Publication


JOURNAL OF PHARMACOLOGY AND EXPERIMENTAL THERAPEUTICS 358, 3, 457 - 463 (2016).
Premedication with Clarithromycin Is Effective against Secondary Bacterial Pneumonia during Influenza Virus Infection in a Pulmonary Emphysema Mouse Model

著者

Tatsuhiko Harada , Yuji Ishimatsu , Atsuko Hara , Towako Morita , Shota Nakashima , Tomoyuki Kakugawa , Noriho Sakamoto , Kosuke Kosai , Koichi Izumikawa , Katsunori Yanagihara , Hiroshi Mukae , Shigeru Kohno

カテゴリ

学術論文

Abstract

Secondary bacterial pneumonia (SBP) during influenza increases the severity of chronic obstructive pulmonary disease (COPD) and its associated mortality. Macrolide antibiotics, including clarithromycin (CAM), are potential treatments for a variety of chronic respiratory diseases owing to their pharmacological activities, in addition to antimicrobial action. We examined the efficacy of CAM for the treatment of SBP after influenza infection in COPD. Specifically, we evaluated the effect of CAM in elastase-induced emphysema mice that were inoculated with influenza virus (strain A/PR8/34) and subsequently infected with macrolide-resistant Streptococcus pneumoniae.
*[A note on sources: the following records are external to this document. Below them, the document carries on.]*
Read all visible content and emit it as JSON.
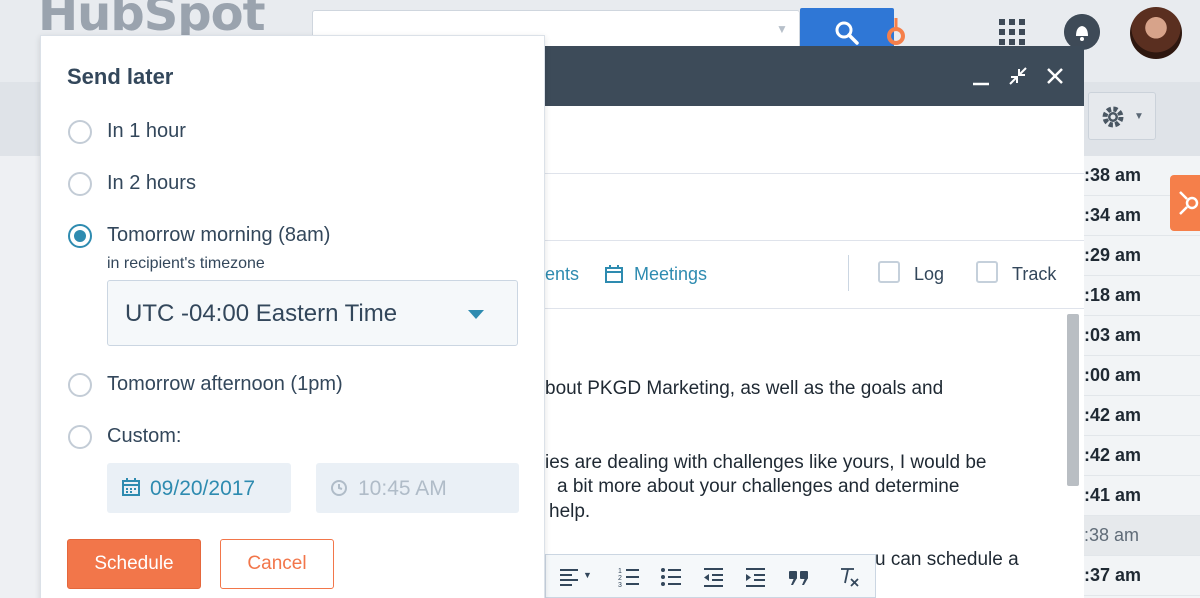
{
  "app": {
    "logo_text": "HubSpot"
  },
  "compose": {
    "toolbar": {
      "documents_label": "ents",
      "meetings_label": "Meetings",
      "log_label": "Log",
      "track_label": "Track"
    },
    "body_lines": [
      "bout PKGD Marketing, as well as the goals and",
      "ies are dealing with challenges like yours, I would be",
      "a bit more about your challenges and determine",
      "help.",
      "u can schedule a"
    ]
  },
  "activity_times": [
    ":38 am",
    ":34 am",
    ":29 am",
    ":18 am",
    ":03 am",
    ":00 am",
    ":42 am",
    ":42 am",
    ":41 am",
    ":38 am",
    ":37 am"
  ],
  "send_later": {
    "title": "Send later",
    "options": [
      {
        "label": "In 1 hour",
        "selected": false
      },
      {
        "label": "In 2 hours",
        "selected": false
      },
      {
        "label": "Tomorrow morning (8am)",
        "selected": true
      },
      {
        "label": "Tomorrow afternoon (1pm)",
        "selected": false
      },
      {
        "label": "Custom:",
        "selected": false
      }
    ],
    "timezone_note": "in recipient's timezone",
    "timezone_value": "UTC -04:00 Eastern Time",
    "custom_date": "09/20/2017",
    "custom_time_placeholder": "10:45 AM",
    "schedule_label": "Schedule",
    "cancel_label": "Cancel"
  },
  "colors": {
    "accent": "#2e8bb0",
    "primary_button": "#f2764a",
    "header_dark": "#3d4b59",
    "text": "#33475b"
  }
}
CAM was administered to the emphysema mice 4 days prior to influenza virus inoculation. Premedication with CAM improved patho-logic responses and bacterial load 2 days after S. pneumoniae inoculation. Survival rates were higher in emphysema mice than control mice. While CAM premedication did not affect viral titers or exert antibacterial activity against S. pneumoniae in the lungs, it enhanced host defense and reduced inflammation, as evidenced by the significant reductions in total cell and neutrophil counts and interferon (IFN)-gamma levels in bron-choalveolar lavage fluid and lung homogenates. These results suggest that CAM protects against SBP during influenza in elastase-induced emphysema mice by reducing IFN-gamma production, thus enhancing immunity to SBP, and by decreasing neutrophil infiltration into the lung to prevent injury. Accordingly, CAM may be an effective strategy to prevent secondary bacterial pneumonia in COPD patients in areas in which vaccines are inaccessible or limited.